A Star Is Born (hmmm…better make that A Star is Bored)
You know a Robert Tonner doll when you see one—and that’s a good thing. But when the artist set out to design his first creation for Wilde Imagination, he had to find a balance between his signature style and ensuring that Ellowyne remains “her own doll.” “I knew I wanted a totally different look, but at the same time, this was a doll that I wanted to sculpt myself, rather than hire another sculptor to do her, based on my design,” Tonner says.
During the sculpting process, Tonner kept reference materials around all the time—fashion design illustrations, romantic references, looks from movies and magazines, with a little current Goth—to keep himself on the right track. “But the more I developed the woman she was becoming,” he says, “the more her looks designed themselves. She more or less directed her own look.”
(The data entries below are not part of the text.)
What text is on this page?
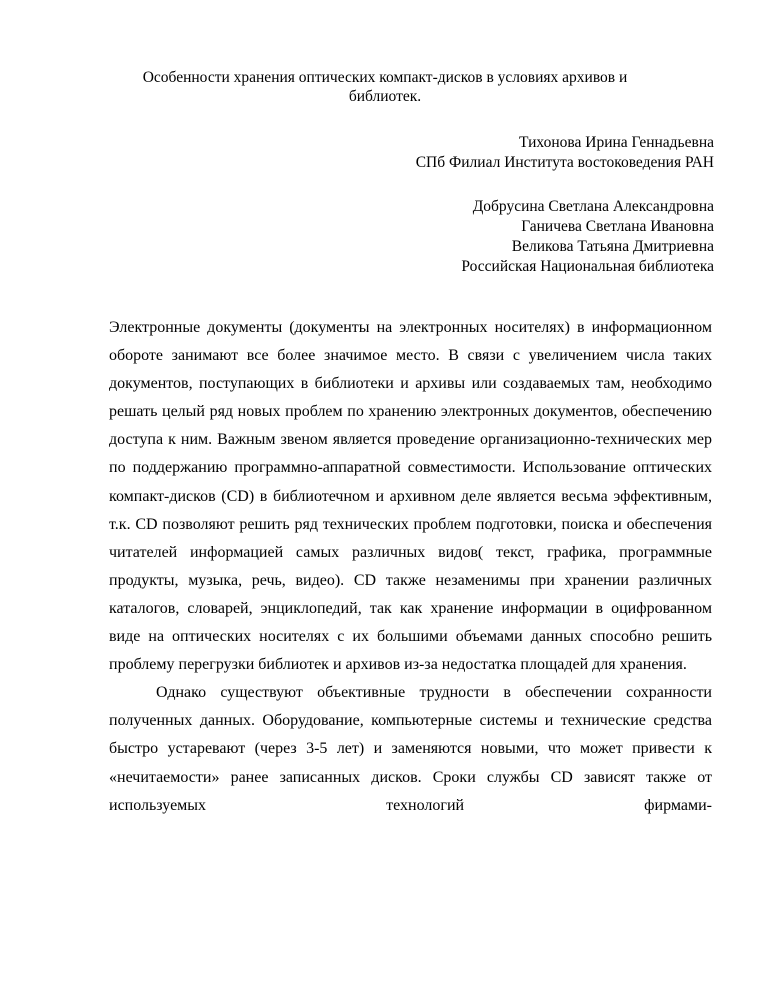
Особенности хранения оптических компакт-дисков в условиях архивов и библиотек.
Тихонова Ирина Геннадьевна
СПб Филиал Института востоковедения РАН
Добрусина Светлана Александровна
Ганичева Светлана Ивановна
Великова Татьяна Дмитриевна
Российская Национальная библиотека

Электронные документы (документы на электронных носителях) в информационном обороте занимают все более значимое место. В связи с увеличением числа таких документов, поступающих в библиотеки и архивы или создаваемых там, необходимо решать целый ряд новых проблем по хранению электронных документов, обеспечению доступа к ним. Важным звеном является проведение организационно-технических мер по поддержанию программно-аппаратной совместимости. Использование оптических компакт-дисков (CD) в библиотечном и архивном деле является весьма эффективным, т.к. CD позволяют решить ряд технических проблем подготовки, поиска и обеспечения читателей информацией самых различных видов( текст, графика, программные продукты, музыка, речь, видео). CD также незаменимы при хранении различных каталогов, словарей, энциклопедий, так как хранение информации в оцифрованном виде на оптических носителях с их большими объемами данных способно решить проблему перегрузки библиотек и архивов из-за недостатка площадей для хранения.

Однако существуют объективные трудности в обеспечении сохранности полученных данных. Оборудование, компьютерные системы и технические средства быстро устаревают (через 3-5 лет) и заменяются новыми, что может привести к «нечитаемости» ранее записанных дисков. Сроки службы CD зависят также от используемых технологий фирмами-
As Ellowyne began to emerge, Tonner found his own personality giving way to his “inner Ellowyne.” “When I sculpt a doll, I try to ‘feel’ the mood,” he tells us. “Ellowyne was slouching the whole time I sculpted her—and her hands, for example, became especially expressive. This doll, more than any other, truly has a personality, and it made her very interesting for me to create.”
21st Century Fox
According to her accompanying biography, Ellowyne’s not quite depressed, but suffers from eternal boredom. She loves antiques and old clocks, hunting in thrift shops for cool clothes and dines on whipped cream and edible flowers. She’s all about lots of sighing, pouting and not quite fitting in. We couldn’t help but ask her creator what he really thought about Ellowyne—and if he’d like to hang out with her. “I think I’d like her, but at the same time, I’d feel a little sorry for her,” Tonner muses. “I doubt if we’d have much in common. I’m personally pretty upbeat about things, and Ellowyne is definitely not!”
“Well, she’s definitely not a perfect fashion diva,” DeForte chimes in, “and although her story is a bit dark, it’s also funny, mysterious and very intriguing.”
Just ask the more than 200 collectors on hand for our heroine’s unveiling at the Third annual Tonner Doll Convention in Denver this past August. The first doll in the line, “Ellowyne Wilde: Her Reluctant Debut,” a limited edition of 350, sold out in just 24 hours. The reception was equally warm at the Doll & Teddy Expo later that month. “Collectors loved her beautiful face, and the amazing details in her outfits—and, of course, her storyline,” DeForte reports.
The company is betting that it’s not just doll aficionados who’ll fall in love with this truly unique character. “Ellowyne’s story will bring her to a broader audience; perhaps anime collectors and younger collectors who love fashion and can relate to her sullen personality,” continues Deforte, adding that the company plans on selling the line direct to consumers via mailings and an e-commerce website (www.wildeimagina tion.com). Collectors can join the company’s mailing list via the website or find her at FAO Schwarz, the only retailer to carry the line.
“My hope is that Ellowyne will appeal to all those people out there who, at one time or another, didn’t understand the world and didn’t feel that they fit in,” Tonner notes.
Besides, when you look that good, how bad can perpetual boredom and endless sighing possibly be?